One of my upcoming classes basically amounts to a group of students working together in a team to make a game. I expect them to have some great experiences, and the classroom is a much better place than the first industry job to make some serious beginner mistakes. So, I'm really excited about this one.
Then there's the question of grading. If I have a programmer, a couple of designers, a producer, an artist, maybe a sound guy, all working on different aspects of the same project... how do I grade them?
So far, I've come up with several possible methods:
1) The "I know it when I see it" method. No quantitative grading at all, I just assign whatever grade I feel the student deserves. While this would probably give the grades that are the most in line with what students have done, it's a terrible stress on the students themselves, and it puts a lot of burden on me to Get It Right. And if a student complains that they got an unfair grade, I have no defense.
2) The project-based method. I grade the final project, not the individual students. Everyone gets exactly the same grade. I don't like this, because it doesn't allow for variation in student abilities.
3) The discipline-based method. I grade the programming on the final project, and anyone who was a Programmer gets that grade. I do the same with design, art, audio and production. Everyone gets graded on their own work... except that you quickly realize that everyone's work affects everyone else. Maybe the game has a brilliant design, but it just can't be implemented by the programmer(s) in the amount of time we have; this is an issue with design
and programming
and production, so who gets a lower grade?

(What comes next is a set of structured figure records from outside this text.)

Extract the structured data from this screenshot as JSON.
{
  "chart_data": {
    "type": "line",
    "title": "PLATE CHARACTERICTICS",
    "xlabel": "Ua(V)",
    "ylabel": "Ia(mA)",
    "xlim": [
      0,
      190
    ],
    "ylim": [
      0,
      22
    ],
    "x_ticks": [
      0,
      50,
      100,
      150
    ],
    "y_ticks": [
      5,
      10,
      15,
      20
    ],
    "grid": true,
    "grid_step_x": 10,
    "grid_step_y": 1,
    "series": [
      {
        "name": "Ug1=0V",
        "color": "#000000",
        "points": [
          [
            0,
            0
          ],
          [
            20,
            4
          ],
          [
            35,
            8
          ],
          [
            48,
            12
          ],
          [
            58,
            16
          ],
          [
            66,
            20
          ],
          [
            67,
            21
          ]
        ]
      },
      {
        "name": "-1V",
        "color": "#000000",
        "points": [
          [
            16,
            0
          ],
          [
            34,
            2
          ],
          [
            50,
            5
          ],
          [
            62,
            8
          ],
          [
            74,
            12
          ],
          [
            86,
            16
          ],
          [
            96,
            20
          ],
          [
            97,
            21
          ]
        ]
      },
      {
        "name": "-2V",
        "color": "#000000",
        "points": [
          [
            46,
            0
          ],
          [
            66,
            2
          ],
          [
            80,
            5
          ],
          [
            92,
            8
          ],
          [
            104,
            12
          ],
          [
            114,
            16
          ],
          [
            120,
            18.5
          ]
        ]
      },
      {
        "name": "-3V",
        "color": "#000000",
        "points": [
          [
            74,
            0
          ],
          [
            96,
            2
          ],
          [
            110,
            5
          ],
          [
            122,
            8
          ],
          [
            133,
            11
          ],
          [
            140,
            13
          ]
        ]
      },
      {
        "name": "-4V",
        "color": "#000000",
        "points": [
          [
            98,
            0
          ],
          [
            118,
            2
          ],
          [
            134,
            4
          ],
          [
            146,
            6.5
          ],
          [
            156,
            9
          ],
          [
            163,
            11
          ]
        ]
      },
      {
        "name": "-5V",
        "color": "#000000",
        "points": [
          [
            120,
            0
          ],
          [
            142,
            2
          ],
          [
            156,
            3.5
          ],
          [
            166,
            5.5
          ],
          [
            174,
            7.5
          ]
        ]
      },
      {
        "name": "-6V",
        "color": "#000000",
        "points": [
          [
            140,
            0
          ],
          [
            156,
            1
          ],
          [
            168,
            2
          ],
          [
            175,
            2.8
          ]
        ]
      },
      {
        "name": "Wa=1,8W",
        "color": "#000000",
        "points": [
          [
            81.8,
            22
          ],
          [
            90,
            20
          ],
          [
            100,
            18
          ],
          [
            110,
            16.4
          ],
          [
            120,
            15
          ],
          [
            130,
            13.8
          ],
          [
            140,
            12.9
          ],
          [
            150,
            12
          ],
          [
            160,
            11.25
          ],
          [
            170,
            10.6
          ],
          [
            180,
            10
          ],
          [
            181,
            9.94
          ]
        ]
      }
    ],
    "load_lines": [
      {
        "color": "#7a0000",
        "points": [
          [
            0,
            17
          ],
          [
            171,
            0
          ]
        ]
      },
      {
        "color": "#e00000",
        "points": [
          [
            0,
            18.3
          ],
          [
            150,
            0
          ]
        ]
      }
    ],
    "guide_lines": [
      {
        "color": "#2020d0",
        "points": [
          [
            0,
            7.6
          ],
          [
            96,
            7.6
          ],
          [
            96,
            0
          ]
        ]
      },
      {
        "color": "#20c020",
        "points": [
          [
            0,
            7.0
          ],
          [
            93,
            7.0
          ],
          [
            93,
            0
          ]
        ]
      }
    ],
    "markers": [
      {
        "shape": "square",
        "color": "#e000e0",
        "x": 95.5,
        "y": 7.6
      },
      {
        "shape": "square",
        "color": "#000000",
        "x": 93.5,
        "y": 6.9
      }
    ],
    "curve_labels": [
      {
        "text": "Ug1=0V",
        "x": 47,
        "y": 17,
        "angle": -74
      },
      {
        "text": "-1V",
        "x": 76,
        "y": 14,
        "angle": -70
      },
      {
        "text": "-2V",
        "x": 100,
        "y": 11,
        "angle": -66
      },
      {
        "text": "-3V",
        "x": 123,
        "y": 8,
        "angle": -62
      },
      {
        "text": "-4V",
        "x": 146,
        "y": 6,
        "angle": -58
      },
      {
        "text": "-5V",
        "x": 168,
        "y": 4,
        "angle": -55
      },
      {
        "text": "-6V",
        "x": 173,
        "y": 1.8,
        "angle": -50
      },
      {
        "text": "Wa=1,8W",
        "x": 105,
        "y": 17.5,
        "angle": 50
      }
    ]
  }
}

4) The method I'd like to try is a hybrid between project and discipline. I grade the final project on its various aspects, and each student gets a different weighting of those aspects based on their role:
- Programmers: 40% programming, 5% design, 10% art, 10% audio, 15% production.
- Designers: 15% programming, 40% design, 5% art, 5% audio, 15% production.
- Artists: 5% programming, 10% design, 40% art, 10% audio, 15% production.
- Audio: 10% programming, 5% design, 10% art, 40% audio, 15% production.
- Producers: 15% programming, 10% design, 10% art, 5% audio, 40% production.
- Everyone also has 20% class participation. Class time is roughly the equivalent of team meetings, and not showing up for work is obviously bad.
Where the five categories are roughly defined as:
- Programming: does the game work? How buggy is it?
- Design: is the game fun?
- Art: does the game look good?
- Audio: does the game sound good?
- Production: did the game get finished on time with all of the intended features?
I'm hoping to impress on the students that their work affects the rest of the team, and the rest of the team's work affects them, and that in the industry they're ultimately "graded" on the sales of the final game above all else.